06/08/2026
C'est avec le cœur extrêmement lourd que je suis revenu à Montréal hier.
Laisser derrière moi ma famille à Cuba est probablement l'une des choses les plus difficiles que j'ai eu à faire. Depuis mon départ, je pense constamment à eux, mais aussi à tous les Cubains que j'ai côtoyés durant ce voyage. Des gens extraordinaires, courageux, résilients, qui vivent une réalité que peu d'entre nous peuvent réellement comprendre.
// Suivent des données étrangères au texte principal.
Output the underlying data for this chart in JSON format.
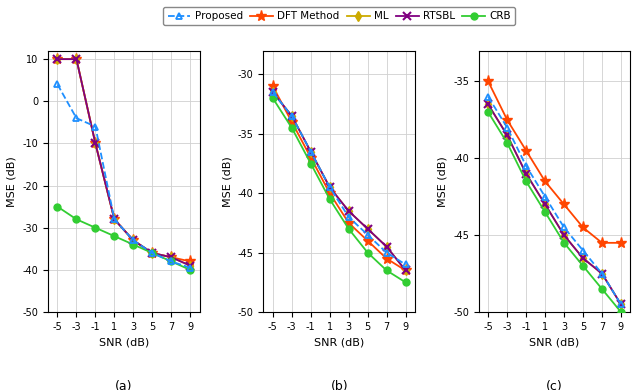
{
  "snr": [
    -5,
    -3,
    -1,
    1,
    3,
    5,
    7,
    9
  ],
  "legend_labels": [
    "Proposed",
    "DFT Method",
    "ML",
    "RTSBL",
    "CRB"
  ],
  "legend_colors": [
    "#1e8fff",
    "#ff4500",
    "#ccaa00",
    "#800080",
    "#32cd32"
  ],
  "legend_markers": [
    "^",
    "*",
    "d",
    "x",
    "o"
  ],
  "panel_a": {
    "ylabel": "MSE (dB)",
    "xlabel": "SNR (dB)",
    "label": "(a)",
    "ylim": [
      -50,
      12
    ],
    "yticks": [
      -50,
      -40,
      -30,
      -20,
      -10,
      0,
      10
    ],
    "proposed": [
      4,
      -4,
      -6,
      -28,
      -33,
      -36,
      -38,
      -39.5
    ],
    "dft": [
      10,
      10,
      -10,
      -28,
      -33,
      -36,
      -37,
      -38
    ],
    "ml": [
      10,
      10,
      -10,
      -28,
      -33,
      -36,
      -37,
      -39
    ],
    "rtsbl": [
      10,
      10,
      -10,
      -28,
      -33,
      -36,
      -37,
      -39
    ],
    "crb": [
      -25,
      -28,
      -30,
      -32,
      -34,
      -36,
      -38,
      -40
    ]
  },
  "panel_b": {
    "ylabel": "MSE (dB)",
    "xlabel": "SNR (dB)",
    "label": "(b)",
    "ylim": [
      -50,
      -28
    ],
    "yticks": [
      -50,
      -45,
      -40,
      -35,
      -30
    ],
    "proposed": [
      -31.5,
      -33.5,
      -36.5,
      -39.5,
      -42.0,
      -43.5,
      -45.0,
      -46.0
    ],
    "dft": [
      -31.0,
      -34.0,
      -37.0,
      -40.0,
      -42.5,
      -44.0,
      -45.5,
      -46.5
    ],
    "ml": [
      -31.5,
      -33.5,
      -36.5,
      -39.5,
      -41.5,
      -43.0,
      -44.5,
      -46.5
    ],
    "rtsbl": [
      -31.5,
      -33.5,
      -36.5,
      -39.5,
      -41.5,
      -43.0,
      -44.5,
      -46.5
    ],
    "crb": [
      -32.0,
      -34.5,
      -37.5,
      -40.5,
      -43.0,
      -45.0,
      -46.5,
      -47.5
    ]
  },
  "panel_c": {
    "ylabel": "MSE (dB)",
    "xlabel": "SNR (dB)",
    "label": "(c)",
    "ylim": [
      -50,
      -33
    ],
    "yticks": [
      -50,
      -45,
      -40,
      -35
    ],
    "proposed": [
      -36.0,
      -38.0,
      -40.5,
      -42.5,
      -44.5,
      -46.0,
      -47.5,
      -49.5
    ],
    "dft": [
      -35.0,
      -37.5,
      -39.5,
      -41.5,
      -43.0,
      -44.5,
      -45.5,
      -45.5
    ],
    "ml": [
      -36.5,
      -38.5,
      -41.0,
      -43.0,
      -45.0,
      -46.5,
      -47.5,
      -49.5
    ],
    "rtsbl": [
      -36.5,
      -38.5,
      -41.0,
      -43.0,
      -45.0,
      -46.5,
      -47.5,
      -49.5
    ],
    "crb": [
      -37.0,
      -39.0,
      -41.5,
      -43.5,
      -45.5,
      -47.0,
      -48.5,
      -50.0
    ]
  },
  "label_fontsize": 8,
  "tick_fontsize": 7,
  "legend_fontsize": 7.5,
  "line_width": 1.3,
  "grid_color": "#d0d0d0",
  "xticks": [
    -5,
    -3,
    -1,
    1,
    3,
    5,
    7,
    9
  ]
}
Ce qui me frappe le plus, c'est qu'à Cuba, la majorité des gens ne vivent pas au jour le jour... ils survivent au jour le jour.
Ils se lèvent chaque matin sans savoir s'il y aura de l'électricité, sans savoir s'il y aura de l'eau, sans savoir si la nourriture qu'ils ont réussi à acheter sera encore bonne à la fin de la journée. Ils doivent constamment se battre pour des choses que nous considérons comme normales : conserver des aliments, charger un téléphone, communiquer avec leurs proches, trouver un moyen de cuisiner ou simplement avoir accès à de l'eau potable.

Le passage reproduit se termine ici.